Investigating the Recent Historical Past: Using the Internet Archive Wayback Machine for Litigation Research

By Justin Broubalow, Research Historian

Our legal clients often ask us to investigate events in the recent historical past. Roughly spanning the last twenty or so years, this encompasses a period when the fact record was likely born-digital—that is, it was natively created in digital formats such as websites, emails, social media posts, images and videos, and PowerPoint presentations. When undertaking litigation research projects focused on recent events we cannot necessarily rely on traditional archival and library collections. Instead, we leverage our knowledge of federal, state, and local recordkeeping practices and employ some creative online research strategies.

One resource we often utilize is the Internet Archive Wayback Machine. Launched in 1996, the Wayback Machine is a searchable repository of archived web pages and supporting images, videos, scripts, and other web objects. Web pages are “archived” in the Wayback Machine either after the site’s software “crawls” a public webpage or after content creators voluntarily submit their pages to the repository.
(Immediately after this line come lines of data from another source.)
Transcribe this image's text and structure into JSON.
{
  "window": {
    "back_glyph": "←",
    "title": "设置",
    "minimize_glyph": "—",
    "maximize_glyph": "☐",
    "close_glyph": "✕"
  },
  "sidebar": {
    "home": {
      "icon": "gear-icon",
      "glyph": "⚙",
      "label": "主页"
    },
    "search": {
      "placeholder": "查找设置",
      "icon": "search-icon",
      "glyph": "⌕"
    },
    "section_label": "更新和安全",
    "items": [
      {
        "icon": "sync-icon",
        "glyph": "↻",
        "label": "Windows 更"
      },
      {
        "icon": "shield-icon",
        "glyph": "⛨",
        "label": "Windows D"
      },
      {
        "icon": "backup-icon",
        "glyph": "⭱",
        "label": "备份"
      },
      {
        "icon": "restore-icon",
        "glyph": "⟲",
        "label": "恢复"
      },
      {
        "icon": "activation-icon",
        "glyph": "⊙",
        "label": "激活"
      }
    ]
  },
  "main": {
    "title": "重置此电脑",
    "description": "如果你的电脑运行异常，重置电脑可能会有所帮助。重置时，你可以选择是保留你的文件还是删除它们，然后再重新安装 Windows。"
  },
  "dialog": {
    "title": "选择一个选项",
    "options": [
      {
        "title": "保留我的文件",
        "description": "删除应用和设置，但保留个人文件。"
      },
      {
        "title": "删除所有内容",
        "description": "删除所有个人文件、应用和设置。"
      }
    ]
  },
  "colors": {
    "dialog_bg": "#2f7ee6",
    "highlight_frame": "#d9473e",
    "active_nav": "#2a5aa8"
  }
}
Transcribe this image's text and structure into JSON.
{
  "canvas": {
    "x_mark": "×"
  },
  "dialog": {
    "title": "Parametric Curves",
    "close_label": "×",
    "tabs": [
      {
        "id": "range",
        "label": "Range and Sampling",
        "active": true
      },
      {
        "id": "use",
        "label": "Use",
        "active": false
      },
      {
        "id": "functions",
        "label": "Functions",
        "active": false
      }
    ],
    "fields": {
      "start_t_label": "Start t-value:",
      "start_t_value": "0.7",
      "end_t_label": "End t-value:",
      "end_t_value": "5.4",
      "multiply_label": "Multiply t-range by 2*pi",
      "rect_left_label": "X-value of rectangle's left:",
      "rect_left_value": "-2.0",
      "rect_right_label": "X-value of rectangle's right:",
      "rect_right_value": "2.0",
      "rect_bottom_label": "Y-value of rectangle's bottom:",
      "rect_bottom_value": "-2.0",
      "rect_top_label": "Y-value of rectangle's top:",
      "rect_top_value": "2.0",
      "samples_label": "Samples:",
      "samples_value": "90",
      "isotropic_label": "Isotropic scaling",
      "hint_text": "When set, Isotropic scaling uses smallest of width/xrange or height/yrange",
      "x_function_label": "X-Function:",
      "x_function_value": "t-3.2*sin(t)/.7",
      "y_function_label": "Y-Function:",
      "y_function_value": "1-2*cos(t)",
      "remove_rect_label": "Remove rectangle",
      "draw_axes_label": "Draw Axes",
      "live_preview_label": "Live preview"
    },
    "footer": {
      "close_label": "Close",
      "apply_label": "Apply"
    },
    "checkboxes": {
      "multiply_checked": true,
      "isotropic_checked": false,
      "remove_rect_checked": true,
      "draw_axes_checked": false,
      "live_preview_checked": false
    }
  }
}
The Internet Archive, which is a non-profit organization, currently consists of more than 406 billion web pages in over 40 languages and can be searched by web address, keyword, or date range, as well as through several APIs.

The timeline at the top of the page shows how many times the website was crawled in a given year. Blue circles on the calendar below indicate specific capture dates.

The Wayback Machine has enormous value for legal clients who seek to understand what was posted online in the recent historical past and how it may have changed over time. To demonstrate the value of the Wayback Machine, we investigated how content related to e-cigarettes, or e-cigs, evolved as the public health risk posed by vaping came to light in 2019. A search of the Wayback Machine provides unique insight into how e-cig products were previously marketed and advertised and will certainly be scrutinized in the flood of expected litigation impacting the industry.

The Wayback Machine currently has over 400 captures of eSmoke, an e-cigarette commerce website, dating back to early 2009. In a February 2009 capture, eSmoke’s website features an “Advantages” section that listed the benefits of e-cigs over traditional tobacco cigarettes. It asserted that the product was healthier than cigarettes and allowed users to “[a]void dozens of known toxins, tar, carbon monoxide, and carcinogens that are found in smoke.” By contrast, the February 2019 capture indicates that eSmoke added a warning tag to its homepage, noting that their e-cig products “contain nicotine, a chemical known… to cause birth defects or other reproductive harm.”

In 2009, eSmoke touted the “Advantages” of vaping, calling it healthier, hygienic, and safe.

Like any resource, the Wayback Machine has limitations. The Wayback Machine only archives web pages that existed at a specific date and time and thus its content represents only a small slice of the Internet at any particular time. Furthermore, any understanding of the e-cig industry would be incomplete without the review and analysis of traditional archival and secondary sources. This includes industry trade literature, the scientific and medical literature, periodical and newspaper databases, and federal and state regulatory documents. Yet, even with its limits, the Wayback Machine is an important tool and vivid example of how HAI can reconstruct the past that occurred even just yesterday.